Y aquí, por añadidura, la herida se agranda cuando se tira por elevación, porque cualquiera que tenga dos dedos de frente sabe que no hay democracia sin separación de poderes y, sumando dos más dos, entenderá que, por lo tanto, el que secuestra los juzgados, secuestra al país. Si se piensa dos veces, da miedo, dan miedo.

Al juez Marchena, candidato a presidir el CGPJ y el Supremo, se lo ha dado, y ha huido como alma que lleva el diablo de quienes alardeaban de haberle tendido una trampa e ir a manejarlo todo desde las sombras, desde la cocina.  Los que lo han puesto en fuga, Pablo Casado y los suyos, hay hecho lo de siempre: tirar la piedra y esconder la mano, porque son así: te empujan y luego le echan la culpa a las escaleras.
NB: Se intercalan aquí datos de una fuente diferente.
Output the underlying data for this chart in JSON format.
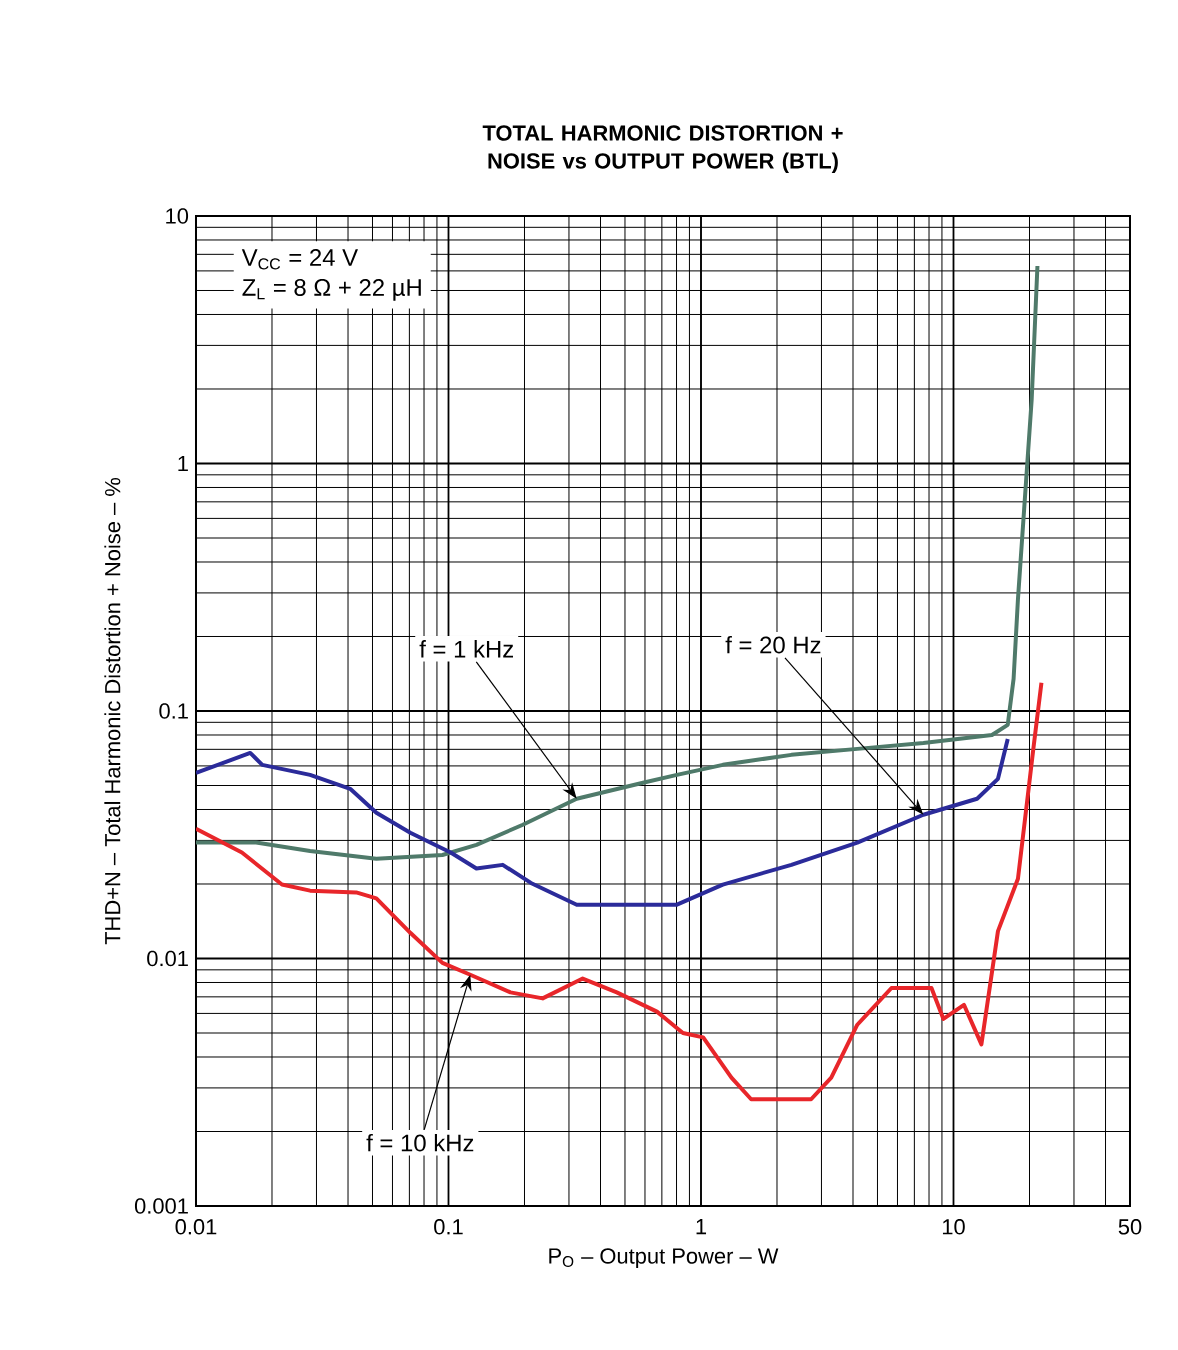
{
  "chart_data": {
    "type": "line",
    "title": "TOTAL HARMONIC DISTORTION + NOISE vs OUTPUT POWER (BTL)",
    "xlabel": "P$_{O}$ – Output Power – W",
    "ylabel": "THD+N – Total Harmonic Distortion + Noise – %",
    "log": "xy",
    "grid": true,
    "line_style": "solid",
    "xlim": [
      0.01,
      50
    ],
    "ylim": [
      0.001,
      10
    ],
    "xticks": [
      0.01,
      0.1,
      1,
      10,
      50
    ],
    "yticks": [
      0.001,
      0.01,
      0.1,
      1,
      10
    ],
    "annotations": [
      "V$_{CC}$ = 24 V",
      "Z$_{L}$ = 8 Ω + 22 µH",
      {
        "text": "f = 1 kHz",
        "x": 0.322,
        "y": 0.0442
      },
      {
        "text": "f = 20 Hz",
        "x": 7.6,
        "y": 0.0381
      },
      {
        "text": "f = 10 kHz",
        "x": 0.122,
        "y": 0.0086
      }
    ],
    "series": [
      {
        "color": "#4f7a6a",
        "x": [
          0.01,
          0.0173,
          0.0283,
          0.0518,
          0.0946,
          0.129,
          0.197,
          0.322,
          0.589,
          0.803,
          1.22,
          2.28,
          4.16,
          7.6,
          14.2,
          16.4,
          17.3,
          18.0,
          20.4,
          21.5
        ],
        "values": [
          0.0294,
          0.0294,
          0.0272,
          0.0253,
          0.0262,
          0.0288,
          0.0347,
          0.0442,
          0.0513,
          0.0552,
          0.0606,
          0.0665,
          0.0703,
          0.0743,
          0.08,
          0.0879,
          0.135,
          0.283,
          1.81,
          6.28
        ]
      },
      {
        "color": "#2b2b9a",
        "x": [
          0.01,
          0.0164,
          0.0183,
          0.0283,
          0.0408,
          0.0518,
          0.0706,
          0.102,
          0.129,
          0.164,
          0.212,
          0.322,
          0.464,
          0.803,
          1.22,
          2.28,
          4.16,
          7.6,
          12.4,
          15.0,
          16.4
        ],
        "values": [
          0.0562,
          0.0677,
          0.0606,
          0.0552,
          0.0485,
          0.0388,
          0.0322,
          0.0268,
          0.0231,
          0.0239,
          0.0202,
          0.0165,
          0.0165,
          0.0165,
          0.0199,
          0.0239,
          0.0294,
          0.0381,
          0.0442,
          0.0532,
          0.0771
        ]
      },
      {
        "color": "#e8262a",
        "x": [
          0.01,
          0.0152,
          0.0219,
          0.0283,
          0.0431,
          0.0518,
          0.0706,
          0.0946,
          0.122,
          0.176,
          0.236,
          0.34,
          0.464,
          0.669,
          0.848,
          1.02,
          1.32,
          1.58,
          2.73,
          3.28,
          4.16,
          5.68,
          8.18,
          9.12,
          11.0,
          12.9,
          15.0,
          18.0,
          20.8,
          22.3
        ],
        "values": [
          0.0334,
          0.0268,
          0.0199,
          0.0188,
          0.0185,
          0.0175,
          0.0127,
          0.0096,
          0.0086,
          0.0073,
          0.0069,
          0.0083,
          0.0073,
          0.0061,
          0.005,
          0.0048,
          0.0033,
          0.0027,
          0.0027,
          0.0033,
          0.0054,
          0.0076,
          0.0076,
          0.0057,
          0.0065,
          0.0045,
          0.0129,
          0.021,
          0.0729,
          0.13
        ]
      }
    ]
  }
}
Ahí lo tienen, el suyo es un viaje "de la prosopopeya al cinismo” que no acaba nunca. Que no tiene fin. Que arrasa con todo. El poder es el único fin. Los medios para alcanzarlo, pues lo que dijo Pío Baroja cuando le preguntaron si juraba o prometía su compromiso con la Real Academia Española: lo que sea costumbre.